Structural insight into MR1-mediated recognition of the mucosal associated invariant T cell receptor

Mucosal-associated invariant T (MAIT) cells express a semiinvariant alpha beta T cell receptor (TCR) that binds MHC class I-like molecule (MR1). However, the molecular basis for MAIT TCR recognition by MR1 is unknown. In this study, we present the crystal structure of a human V alpha 7.2J alpha 33-V beta 2 MAIT TCR. Mutagenesis revealed highly conserved requirements for the MAIT TCR-MR1 interaction across different human MAIT TCRs stimulated by distinct microbial sources. Individual residues within the MAIT TCR beta chain were dispensable for the interaction with MR1, whereas the invariant MAIT TCR alpha chain controlled specificity through a small number of residues, which are conserved across species and located within the V alpha-J alpha regions.
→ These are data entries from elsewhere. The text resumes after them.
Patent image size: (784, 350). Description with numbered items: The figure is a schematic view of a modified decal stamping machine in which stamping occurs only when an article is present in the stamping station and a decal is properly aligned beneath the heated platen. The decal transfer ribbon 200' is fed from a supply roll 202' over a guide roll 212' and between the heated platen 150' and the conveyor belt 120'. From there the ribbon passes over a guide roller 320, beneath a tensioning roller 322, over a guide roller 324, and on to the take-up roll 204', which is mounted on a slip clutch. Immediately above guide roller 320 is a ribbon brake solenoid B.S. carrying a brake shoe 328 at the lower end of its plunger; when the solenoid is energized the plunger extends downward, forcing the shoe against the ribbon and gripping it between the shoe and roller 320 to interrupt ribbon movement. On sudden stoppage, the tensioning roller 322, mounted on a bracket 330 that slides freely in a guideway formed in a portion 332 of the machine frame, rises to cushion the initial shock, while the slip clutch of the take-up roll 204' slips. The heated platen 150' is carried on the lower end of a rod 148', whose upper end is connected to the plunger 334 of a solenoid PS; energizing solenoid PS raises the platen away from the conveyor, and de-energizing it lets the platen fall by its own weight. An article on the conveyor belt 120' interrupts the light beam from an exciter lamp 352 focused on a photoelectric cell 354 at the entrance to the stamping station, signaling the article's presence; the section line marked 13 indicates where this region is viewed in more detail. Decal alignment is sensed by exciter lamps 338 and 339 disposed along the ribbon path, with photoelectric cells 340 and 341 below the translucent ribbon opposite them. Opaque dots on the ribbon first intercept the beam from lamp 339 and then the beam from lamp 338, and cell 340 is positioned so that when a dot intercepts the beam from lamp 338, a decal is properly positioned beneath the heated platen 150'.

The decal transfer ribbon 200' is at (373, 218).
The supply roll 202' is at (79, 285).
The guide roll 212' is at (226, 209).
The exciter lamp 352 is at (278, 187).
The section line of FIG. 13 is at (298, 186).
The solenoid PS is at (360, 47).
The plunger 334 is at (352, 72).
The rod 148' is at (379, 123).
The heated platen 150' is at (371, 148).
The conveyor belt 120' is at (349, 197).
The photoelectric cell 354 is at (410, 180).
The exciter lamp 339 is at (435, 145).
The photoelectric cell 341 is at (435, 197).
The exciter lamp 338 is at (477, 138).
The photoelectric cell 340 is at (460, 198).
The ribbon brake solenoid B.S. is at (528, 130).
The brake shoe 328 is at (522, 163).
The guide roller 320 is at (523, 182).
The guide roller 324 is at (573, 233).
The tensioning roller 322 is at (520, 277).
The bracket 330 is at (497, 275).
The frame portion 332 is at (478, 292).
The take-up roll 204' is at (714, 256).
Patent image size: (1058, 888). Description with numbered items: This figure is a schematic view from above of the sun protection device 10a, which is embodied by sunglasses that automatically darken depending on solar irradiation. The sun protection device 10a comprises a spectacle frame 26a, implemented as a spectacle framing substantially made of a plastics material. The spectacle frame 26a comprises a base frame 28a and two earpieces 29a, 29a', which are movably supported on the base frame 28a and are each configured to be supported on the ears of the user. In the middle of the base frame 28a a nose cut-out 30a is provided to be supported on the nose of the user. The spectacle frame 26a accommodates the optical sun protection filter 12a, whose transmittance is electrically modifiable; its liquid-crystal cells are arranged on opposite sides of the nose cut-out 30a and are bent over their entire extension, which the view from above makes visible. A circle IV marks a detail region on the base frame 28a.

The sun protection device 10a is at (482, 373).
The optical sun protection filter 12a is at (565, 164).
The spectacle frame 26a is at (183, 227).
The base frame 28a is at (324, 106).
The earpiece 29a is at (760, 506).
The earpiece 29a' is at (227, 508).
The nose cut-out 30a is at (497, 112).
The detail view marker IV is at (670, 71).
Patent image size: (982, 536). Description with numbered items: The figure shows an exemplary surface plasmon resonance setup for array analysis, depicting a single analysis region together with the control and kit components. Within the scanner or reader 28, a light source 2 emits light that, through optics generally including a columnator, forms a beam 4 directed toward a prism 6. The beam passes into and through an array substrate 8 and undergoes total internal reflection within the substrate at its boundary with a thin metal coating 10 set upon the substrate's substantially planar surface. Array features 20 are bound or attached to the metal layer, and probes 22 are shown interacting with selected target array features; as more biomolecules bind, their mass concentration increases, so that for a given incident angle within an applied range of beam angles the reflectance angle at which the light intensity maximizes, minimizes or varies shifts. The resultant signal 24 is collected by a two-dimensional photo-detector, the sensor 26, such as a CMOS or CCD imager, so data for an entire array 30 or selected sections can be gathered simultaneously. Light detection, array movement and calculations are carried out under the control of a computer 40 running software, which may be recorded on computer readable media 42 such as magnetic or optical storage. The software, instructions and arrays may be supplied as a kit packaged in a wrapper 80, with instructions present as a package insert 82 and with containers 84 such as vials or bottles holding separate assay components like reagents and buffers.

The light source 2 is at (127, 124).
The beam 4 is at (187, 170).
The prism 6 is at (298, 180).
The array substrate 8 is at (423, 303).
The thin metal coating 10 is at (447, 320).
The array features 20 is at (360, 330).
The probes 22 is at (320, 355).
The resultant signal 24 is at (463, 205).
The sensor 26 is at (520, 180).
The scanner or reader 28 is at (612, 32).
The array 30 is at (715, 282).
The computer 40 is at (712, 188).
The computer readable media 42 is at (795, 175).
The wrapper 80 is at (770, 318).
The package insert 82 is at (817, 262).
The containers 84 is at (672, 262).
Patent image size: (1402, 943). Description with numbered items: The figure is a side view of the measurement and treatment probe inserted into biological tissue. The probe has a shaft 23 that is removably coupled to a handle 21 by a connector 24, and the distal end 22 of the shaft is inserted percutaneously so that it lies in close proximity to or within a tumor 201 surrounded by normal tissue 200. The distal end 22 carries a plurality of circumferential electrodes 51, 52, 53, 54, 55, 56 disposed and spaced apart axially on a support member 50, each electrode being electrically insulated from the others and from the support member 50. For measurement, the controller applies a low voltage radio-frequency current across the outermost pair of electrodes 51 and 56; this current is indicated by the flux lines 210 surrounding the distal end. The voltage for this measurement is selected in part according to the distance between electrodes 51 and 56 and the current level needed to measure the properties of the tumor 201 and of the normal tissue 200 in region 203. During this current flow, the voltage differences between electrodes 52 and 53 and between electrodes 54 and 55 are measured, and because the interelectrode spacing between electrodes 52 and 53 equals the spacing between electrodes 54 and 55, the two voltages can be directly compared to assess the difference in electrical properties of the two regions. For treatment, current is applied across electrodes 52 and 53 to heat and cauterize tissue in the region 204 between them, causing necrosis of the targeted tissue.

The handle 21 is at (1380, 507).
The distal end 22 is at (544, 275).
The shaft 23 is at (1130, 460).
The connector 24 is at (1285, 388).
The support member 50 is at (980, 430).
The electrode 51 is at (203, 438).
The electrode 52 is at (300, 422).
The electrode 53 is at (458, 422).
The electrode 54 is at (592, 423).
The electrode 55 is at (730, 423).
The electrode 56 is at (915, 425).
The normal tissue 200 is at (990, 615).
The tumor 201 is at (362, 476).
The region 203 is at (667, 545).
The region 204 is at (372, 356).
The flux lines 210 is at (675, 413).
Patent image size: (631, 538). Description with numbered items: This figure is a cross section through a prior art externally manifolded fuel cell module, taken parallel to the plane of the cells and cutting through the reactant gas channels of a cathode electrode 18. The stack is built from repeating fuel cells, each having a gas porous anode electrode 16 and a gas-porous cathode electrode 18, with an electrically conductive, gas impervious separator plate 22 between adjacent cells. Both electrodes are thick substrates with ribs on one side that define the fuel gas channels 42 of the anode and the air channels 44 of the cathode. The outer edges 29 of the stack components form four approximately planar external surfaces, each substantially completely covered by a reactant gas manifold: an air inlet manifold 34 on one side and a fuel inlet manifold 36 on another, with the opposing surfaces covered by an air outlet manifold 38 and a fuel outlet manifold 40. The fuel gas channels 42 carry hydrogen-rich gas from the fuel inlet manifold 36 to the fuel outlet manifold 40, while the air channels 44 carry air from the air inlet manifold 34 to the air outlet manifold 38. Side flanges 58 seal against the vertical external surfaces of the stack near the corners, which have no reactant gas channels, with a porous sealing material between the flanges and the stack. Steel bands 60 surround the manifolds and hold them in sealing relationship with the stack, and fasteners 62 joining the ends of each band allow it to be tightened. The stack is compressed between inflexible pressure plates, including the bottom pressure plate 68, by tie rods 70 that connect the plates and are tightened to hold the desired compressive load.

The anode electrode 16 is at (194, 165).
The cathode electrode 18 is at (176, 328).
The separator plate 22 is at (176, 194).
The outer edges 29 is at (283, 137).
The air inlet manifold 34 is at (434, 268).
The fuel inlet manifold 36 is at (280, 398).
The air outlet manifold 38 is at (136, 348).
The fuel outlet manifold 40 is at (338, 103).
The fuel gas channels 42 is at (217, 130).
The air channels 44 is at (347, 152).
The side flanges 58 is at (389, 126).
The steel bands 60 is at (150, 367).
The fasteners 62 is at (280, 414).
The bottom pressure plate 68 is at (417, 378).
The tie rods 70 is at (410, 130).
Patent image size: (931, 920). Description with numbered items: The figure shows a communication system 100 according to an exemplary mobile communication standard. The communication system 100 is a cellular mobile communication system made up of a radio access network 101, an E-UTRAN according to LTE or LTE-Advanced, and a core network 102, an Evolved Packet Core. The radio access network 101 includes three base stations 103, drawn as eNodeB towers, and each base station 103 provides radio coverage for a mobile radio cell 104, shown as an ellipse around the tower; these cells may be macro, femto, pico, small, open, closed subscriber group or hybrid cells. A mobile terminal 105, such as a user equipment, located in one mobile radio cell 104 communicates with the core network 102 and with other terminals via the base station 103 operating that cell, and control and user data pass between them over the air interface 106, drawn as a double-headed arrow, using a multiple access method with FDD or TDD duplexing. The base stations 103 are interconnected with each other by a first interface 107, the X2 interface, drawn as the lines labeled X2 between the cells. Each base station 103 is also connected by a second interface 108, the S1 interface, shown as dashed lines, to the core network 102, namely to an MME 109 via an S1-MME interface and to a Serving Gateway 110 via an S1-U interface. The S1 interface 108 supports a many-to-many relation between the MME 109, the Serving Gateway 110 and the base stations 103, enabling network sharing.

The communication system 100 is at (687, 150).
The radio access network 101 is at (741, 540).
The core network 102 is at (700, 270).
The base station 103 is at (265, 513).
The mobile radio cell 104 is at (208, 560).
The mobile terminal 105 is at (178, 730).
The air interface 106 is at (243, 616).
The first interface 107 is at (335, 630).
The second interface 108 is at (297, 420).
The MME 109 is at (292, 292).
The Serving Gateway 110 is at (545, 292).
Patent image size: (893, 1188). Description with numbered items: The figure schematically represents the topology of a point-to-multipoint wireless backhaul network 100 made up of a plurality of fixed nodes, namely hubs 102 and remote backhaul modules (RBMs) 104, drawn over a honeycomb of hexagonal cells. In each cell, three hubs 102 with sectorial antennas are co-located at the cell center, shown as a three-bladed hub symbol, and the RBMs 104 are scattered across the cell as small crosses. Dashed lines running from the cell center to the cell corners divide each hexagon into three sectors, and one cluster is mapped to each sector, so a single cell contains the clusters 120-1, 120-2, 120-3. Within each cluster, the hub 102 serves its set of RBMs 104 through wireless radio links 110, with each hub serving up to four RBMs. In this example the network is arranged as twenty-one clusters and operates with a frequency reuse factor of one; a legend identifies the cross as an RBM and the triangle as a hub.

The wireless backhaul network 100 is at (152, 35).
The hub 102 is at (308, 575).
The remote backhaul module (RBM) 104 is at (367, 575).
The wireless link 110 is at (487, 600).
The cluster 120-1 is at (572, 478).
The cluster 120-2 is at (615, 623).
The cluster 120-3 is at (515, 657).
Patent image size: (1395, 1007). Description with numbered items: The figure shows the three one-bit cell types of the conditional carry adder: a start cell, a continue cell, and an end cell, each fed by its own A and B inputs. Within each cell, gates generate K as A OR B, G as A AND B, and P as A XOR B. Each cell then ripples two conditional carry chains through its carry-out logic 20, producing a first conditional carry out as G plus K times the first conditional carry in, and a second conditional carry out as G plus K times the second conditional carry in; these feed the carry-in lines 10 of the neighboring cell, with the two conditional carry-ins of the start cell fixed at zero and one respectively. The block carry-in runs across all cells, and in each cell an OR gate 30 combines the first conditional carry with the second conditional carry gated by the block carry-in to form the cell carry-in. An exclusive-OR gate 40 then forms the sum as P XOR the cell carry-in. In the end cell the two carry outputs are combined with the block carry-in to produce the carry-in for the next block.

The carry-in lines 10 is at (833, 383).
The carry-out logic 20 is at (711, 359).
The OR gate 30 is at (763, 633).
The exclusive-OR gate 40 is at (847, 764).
Mutagenesis of MR1 showed that only two residues, which were centrally positioned and on opposing sides of the antigen-binding cleft of MR1, were essential for MAIT cell activation. The mutagenesis data are consistent with a centrally located MAIT TCR-MR1 docking that was dominated by the alpha chain of the MAIT TCR. This candidate docking mode contrasts with that of the NKT TCR-CD1d-antigen interaction, in which both the alpha and beta chain of the NKT TCR is required for ligation above the F'-pocket of CD1d.